Is the number of domains I am load balancing, or the IPNetRouter gateway
itself causing problems? I can reduce the need for load balancing records by
creating CNAMEs for as many hosts as possible, but I will still have 15 or
more domains and am going to be adding quite a few more in the near future.
Should I be using fully qualified names for load balancing records, or does
it make a difference?
I have also tried taking the gateway completely offline so that QuickDNS 3.5
is the only service running on 208.30.235.242 and then re-creating the zone
manually or with the assistant, either way the result is the same.
Therefore, I believe IPNetRouter is not getting in the way at this point.
The DNS server that load balancing works properly with, ns.universalmac.com,
properly pushes people to 208.30.235.242 99% of the time, and to
63.228.116.133 only on rare occasion, which is exactly what I want.
Therefore, I believe that IPNetRouter and my internal WebStar server
accessed at 208.30.235.242 are not part of the problem.
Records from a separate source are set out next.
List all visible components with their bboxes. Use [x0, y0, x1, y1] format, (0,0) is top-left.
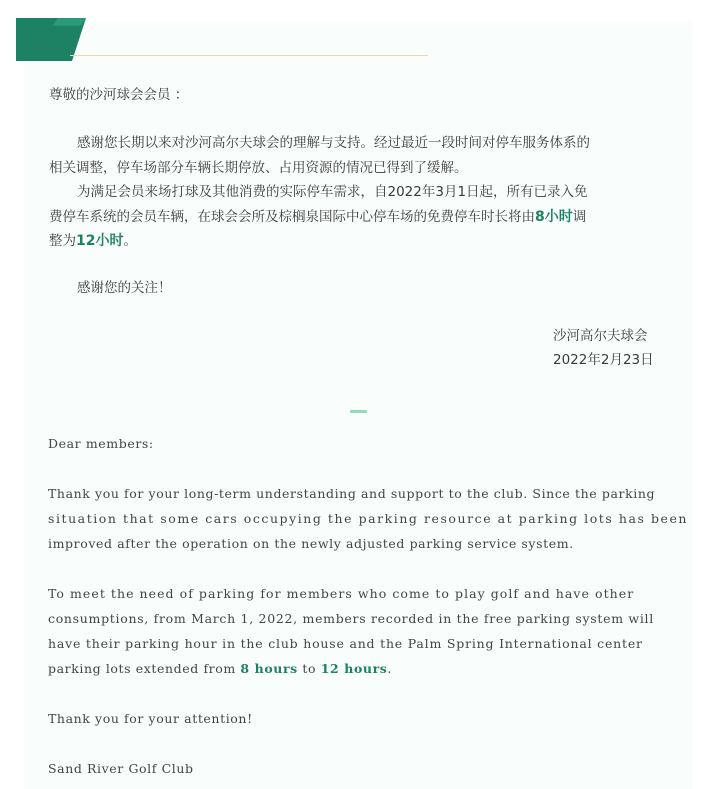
zh-paragraph2-line1: 为满足会员来场打球及其他消费的实际停车需求，自2022年3月1日起，所有已录入免	[77, 184, 588, 200]
zh-thanks: 感谢您的关注！	[77, 280, 172, 296]
zh-date: 2022年2月23日	[553, 352, 654, 368]
header-rule	[70, 55, 428, 56]
en-highlight-12-hours: 12 hours	[320, 661, 388, 676]
zh-paragraph2-line3	[49, 229, 137, 250]
en-p2-line4-text-a: parking lots extended from	[48, 661, 241, 676]
en-salutation: Dear members:	[48, 436, 154, 451]
zh-paragraph1-line2: 相关调整，停车场部分车辆长期停放、占用资源的情况已得到了缓解。	[49, 160, 468, 176]
zh-p2-line2-text-b: 调	[572, 209, 587, 225]
en-paragraph2-line2: consumptions, from March 1, 2022, members recorded in the free parking system will	[48, 611, 654, 626]
zh-paragraph2-line2	[49, 205, 586, 226]
zh-highlight-12-hours: 12小时	[76, 233, 124, 249]
zh-signature: 沙河高尔夫球会	[553, 328, 648, 344]
en-highlight-8-hours: 8 hours	[240, 661, 298, 676]
section-divider	[350, 410, 367, 413]
en-signature: Sand River Golf Club	[48, 761, 194, 776]
zh-salutation: 尊敬的沙河球会会员 ：	[49, 87, 189, 103]
en-p2-line4-text-b: to	[297, 661, 321, 676]
zh-p2-line2-text-a: 费停车系统的会员车辆，在球会会所及棕榈泉国际中心停车场的免费停车时长将由	[49, 209, 535, 225]
zh-p2-line3-text-b: 。	[123, 233, 137, 249]
en-paragraph1-line2: situation that some cars occupying the parking resource at parking lots has been	[48, 511, 689, 526]
en-paragraph1-line3: improved after the operation on the newly adjusted parking service system.	[48, 536, 574, 551]
zh-p2-line3-text-a: 整为	[49, 233, 76, 249]
zh-highlight-8-hours: 8小时	[535, 209, 573, 225]
en-paragraph2-line4	[48, 661, 392, 676]
zh-paragraph1-line1: 感谢您长期以来对沙河高尔夫球会的理解与支持。经过最近一段时间对停车服务体系的	[77, 135, 590, 151]
en-paragraph1-line1: Thank you for your long-term understanding and support to the club. Since the parking	[48, 486, 656, 501]
en-thanks: Thank you for your attention!	[48, 711, 253, 726]
en-p2-line4-text-c: .	[387, 661, 392, 676]
en-paragraph2-line1: To meet the need of parking for members who come to play golf and have other	[48, 586, 635, 601]
en-paragraph2-line3: have their parking hour in the club house and the Palm Spring International center	[48, 636, 643, 651]
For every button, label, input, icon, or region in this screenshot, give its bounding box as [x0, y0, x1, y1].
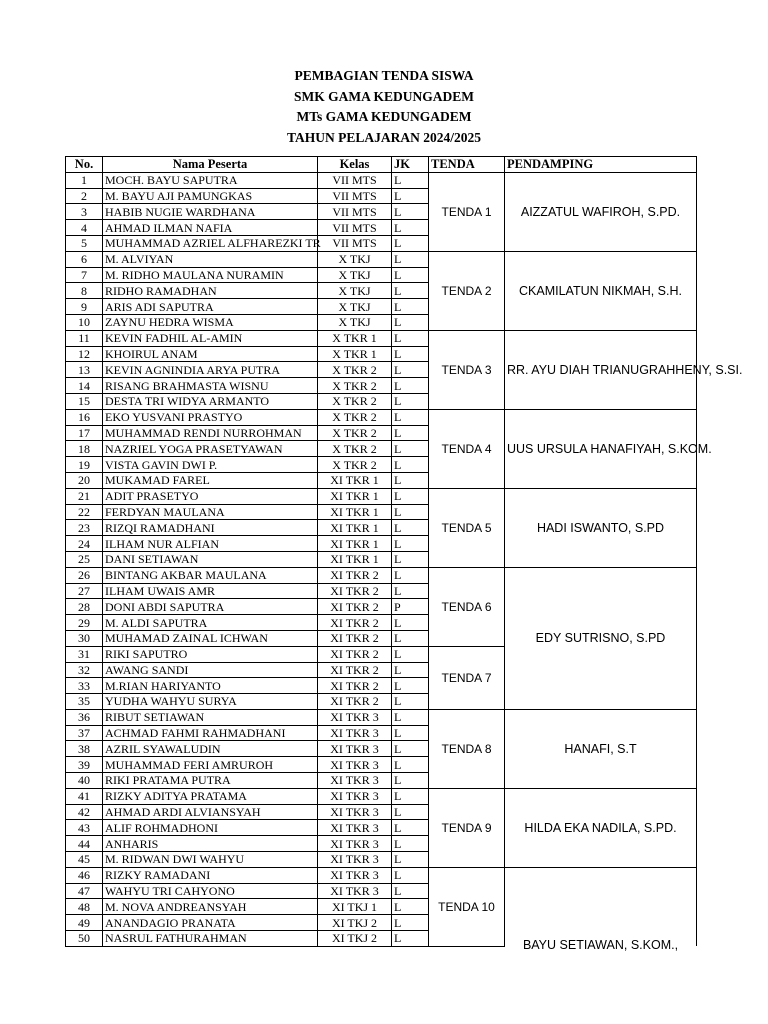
cell-kelas: X TKR 2: [318, 441, 392, 457]
cell-kelas: XI TKR 1: [318, 520, 392, 536]
pendamping-name: RR. AYU DIAH TRIANUGRAHHENY, S.SI.: [507, 362, 743, 377]
cell-jk: L: [392, 788, 429, 804]
cell-jk: L: [392, 852, 429, 868]
table-row: [66, 867, 697, 883]
cell-name: NAZRIEL YOGA PRASETYAWAN: [103, 441, 318, 457]
cell-tenda: TENDA 1: [429, 172, 505, 251]
cell-name: MUHAMAD ZAINAL ICHWAN: [103, 630, 318, 646]
cell-no: 4: [66, 220, 103, 236]
cell-pendamping: [505, 867, 697, 953]
cell-jk: L: [392, 362, 429, 378]
cell-name: MUHAMMAD FERI AMRUROH: [103, 757, 318, 773]
cell-jk: L: [392, 883, 429, 899]
pendamping-name: UUS URSULA HANAFIYAH, S.KOM.: [507, 441, 712, 456]
cell-jk: L: [392, 393, 429, 409]
cell-tenda: TENDA 9: [429, 788, 505, 867]
cell-no: 14: [66, 378, 103, 394]
cell-jk: L: [392, 172, 429, 188]
cell-no: 47: [66, 883, 103, 899]
cell-no: 2: [66, 188, 103, 204]
pendamping-name: HILDA EKA NADILA, S.PD.: [524, 820, 677, 835]
cell-kelas: VII MTS: [318, 235, 392, 251]
cell-no: 20: [66, 472, 103, 488]
table-row: [66, 567, 697, 583]
cell-name: RIDHO RAMADHAN: [103, 283, 318, 299]
cell-kelas: XI TKJ 2: [318, 931, 392, 947]
table-row: [66, 488, 697, 504]
cell-jk: L: [392, 520, 429, 536]
cell-jk: L: [392, 725, 429, 741]
title-line-3: MTs GAMA KEDUNGADEM: [296, 109, 472, 124]
tent-assignment-table: [65, 156, 743, 953]
cell-kelas: XI TKR 3: [318, 883, 392, 899]
cell-no: 27: [66, 583, 103, 599]
title-line-4: TAHUN PELAJARAN 2024/2025: [286, 129, 481, 145]
cell-tenda: TENDA 5: [429, 488, 505, 567]
cell-kelas: VII MTS: [318, 172, 392, 188]
cell-kelas: X TKR 1: [318, 346, 392, 362]
cell-tenda: TENDA 10: [429, 867, 505, 946]
cell-name: M.RIAN HARIYANTO: [103, 678, 318, 694]
cell-no: 48: [66, 899, 103, 915]
cell-no: 30: [66, 630, 103, 646]
table-row: [66, 409, 697, 425]
cell-kelas: XI TKR 3: [318, 773, 392, 789]
cell-pendamping: [505, 709, 697, 788]
cell-jk: L: [392, 662, 429, 678]
cell-no: 15: [66, 393, 103, 409]
cell-jk: L: [392, 709, 429, 725]
cell-jk: L: [392, 867, 429, 883]
cell-tenda: TENDA 8: [429, 709, 505, 788]
header-tenda: TENDA: [429, 157, 505, 173]
cell-tenda: TENDA 3: [429, 330, 505, 409]
cell-kelas: X TKJ: [318, 283, 392, 299]
cell-name: WAHYU TRI CAHYONO: [103, 883, 318, 899]
cell-name: KEVIN FADHIL AL-AMIN: [103, 330, 318, 346]
cell-name: ZAYNU HEDRA WISMA: [103, 314, 318, 330]
cell-jk: L: [392, 425, 429, 441]
pendamping-name: HADI ISWANTO, S.PD: [536, 520, 665, 535]
cell-no: 28: [66, 599, 103, 615]
table-row: [66, 709, 697, 725]
cell-no: 6: [66, 251, 103, 267]
cell-name: M. BAYU AJI PAMUNGKAS: [103, 188, 318, 204]
cell-name: DANI SETIAWAN: [103, 551, 318, 567]
cell-name: ARIS ADI SAPUTRA: [103, 299, 318, 315]
cell-kelas: XI TKR 3: [318, 788, 392, 804]
cell-name: ADIT PRASETYO: [103, 488, 318, 504]
cell-jk: L: [392, 804, 429, 820]
cell-tenda: TENDA 4: [429, 409, 505, 488]
title-line-2: SMK GAMA KEDUNGADEM: [294, 88, 474, 104]
table-body: [66, 172, 743, 953]
cell-pendamping: [505, 488, 697, 567]
cell-kelas: XI TKR 1: [318, 488, 392, 504]
cell-kelas: XI TKJ 2: [318, 915, 392, 931]
cell-name: ANANDAGIO PRANATA: [103, 915, 318, 931]
cell-jk: L: [392, 630, 429, 646]
cell-pendamping: [505, 567, 697, 709]
cell-no: 43: [66, 820, 103, 836]
cell-no: 37: [66, 725, 103, 741]
cell-name: RIKI PRATAMA PUTRA: [103, 773, 318, 789]
header-kelas: Kelas: [318, 157, 392, 173]
cell-kelas: X TKR 2: [318, 378, 392, 394]
cell-name: RIBUT SETIAWAN: [103, 709, 318, 725]
cell-kelas: XI TKR 3: [318, 757, 392, 773]
cell-name: NASRUL FATHURAHMAN: [103, 931, 318, 947]
cell-no: 45: [66, 852, 103, 868]
cell-name: RIZQI RAMADHANI: [103, 520, 318, 536]
cell-jk: L: [392, 488, 429, 504]
cell-jk: L: [392, 251, 429, 267]
cell-kelas: XI TKR 3: [318, 836, 392, 852]
cell-jk: L: [392, 409, 429, 425]
cell-no: 23: [66, 520, 103, 536]
cell-jk: L: [392, 536, 429, 552]
cell-no: 18: [66, 441, 103, 457]
cell-jk: L: [392, 504, 429, 520]
table-row: [66, 330, 697, 346]
cell-no: 26: [66, 567, 103, 583]
cell-name: MOCH. BAYU SAPUTRA: [103, 172, 318, 188]
cell-kelas: XI TKR 3: [318, 820, 392, 836]
cell-kelas: X TKJ: [318, 267, 392, 283]
cell-kelas: XI TKR 2: [318, 662, 392, 678]
cell-kelas: XI TKR 2: [318, 599, 392, 615]
cell-name: AHMAD ARDI ALVIANSYAH: [103, 804, 318, 820]
cell-name: YUDHA WAHYU SURYA: [103, 694, 318, 710]
table-row: [66, 788, 697, 804]
cell-jk: L: [392, 694, 429, 710]
cell-no: 16: [66, 409, 103, 425]
cell-no: 11: [66, 330, 103, 346]
header-no: No.: [66, 157, 103, 173]
cell-no: 3: [66, 204, 103, 220]
cell-jk: L: [392, 678, 429, 694]
cell-jk: L: [392, 646, 429, 662]
table-row: [66, 172, 697, 188]
cell-name: RIZKY RAMADANI: [103, 867, 318, 883]
header-pendamping: PENDAMPING: [505, 157, 697, 173]
cell-no: 19: [66, 457, 103, 473]
cell-jk: L: [392, 931, 429, 947]
cell-jk: L: [392, 378, 429, 394]
cell-jk: L: [392, 583, 429, 599]
cell-no: 49: [66, 915, 103, 931]
pendamping-name: AIZZATUL WAFIROH, S.PD.: [520, 204, 681, 219]
document-title-block: [0, 66, 768, 148]
cell-name: M. NOVA ANDREANSYAH: [103, 899, 318, 915]
cell-jk: P: [392, 599, 429, 615]
pendamping-name: HANAFI, S.T: [564, 741, 637, 756]
cell-name: M. RIDWAN DWI WAHYU: [103, 852, 318, 868]
cell-kelas: X TKR 2: [318, 457, 392, 473]
cell-kelas: XI TKR 3: [318, 804, 392, 820]
cell-no: 40: [66, 773, 103, 789]
cell-no: 12: [66, 346, 103, 362]
cell-jk: L: [392, 314, 429, 330]
cell-no: 42: [66, 804, 103, 820]
cell-jk: L: [392, 773, 429, 789]
cell-no: 24: [66, 536, 103, 552]
cell-name: M. RIDHO MAULANA NURAMIN: [103, 267, 318, 283]
cell-tenda: TENDA 2: [429, 251, 505, 330]
cell-jk: L: [392, 235, 429, 251]
cell-name: MUHAMMAD RENDI NURROHMAN: [103, 425, 318, 441]
cell-name: DONI ABDI SAPUTRA: [103, 599, 318, 615]
cell-jk: L: [392, 220, 429, 236]
cell-jk: L: [392, 472, 429, 488]
cell-no: 17: [66, 425, 103, 441]
cell-no: 21: [66, 488, 103, 504]
cell-jk: L: [392, 551, 429, 567]
cell-kelas: XI TKR 3: [318, 709, 392, 725]
cell-jk: L: [392, 441, 429, 457]
cell-jk: L: [392, 741, 429, 757]
pendamping-name: CKAMILATUN NIKMAH, S.H.: [519, 283, 682, 298]
cell-no: 36: [66, 709, 103, 725]
cell-kelas: XI TKR 2: [318, 646, 392, 662]
cell-name: ANHARIS: [103, 836, 318, 852]
cell-name: M. ALDI SAPUTRA: [103, 615, 318, 631]
header-jk: JK: [392, 157, 429, 173]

Which leaves me just with this strange anomaly on the secondary server at
208.30.235.242. Any ideas?
When I check out all 25 domains with DNS Expert Professional, they all come
out clean except for a need for a ptr record for the mail server at
63.228.116.133 (Just how big of a problem is that, anyways? Mail has been
consistently working for years without complaint)
Perhaps their is a better way to achieve the redundancy I am looking for?
It occurred to me that if I intentionally fragmented the zone data so that
the primary DNS server gave the primary web server IP's and the secondary
DNS server game the secondary web server IP's, I would get the result I am
looking for, but that seems like very bad policy.
Am I missing something here? How does the rest of the world deal with this
seemingly basic issue of 25 virtual domains that need to be able to
withstand a network outage? I plan on adding quite a few more domains over
the next couple months, and need a fully redundant connection system.
Thanks in advance for all the help, and sorry for such a lengthy post!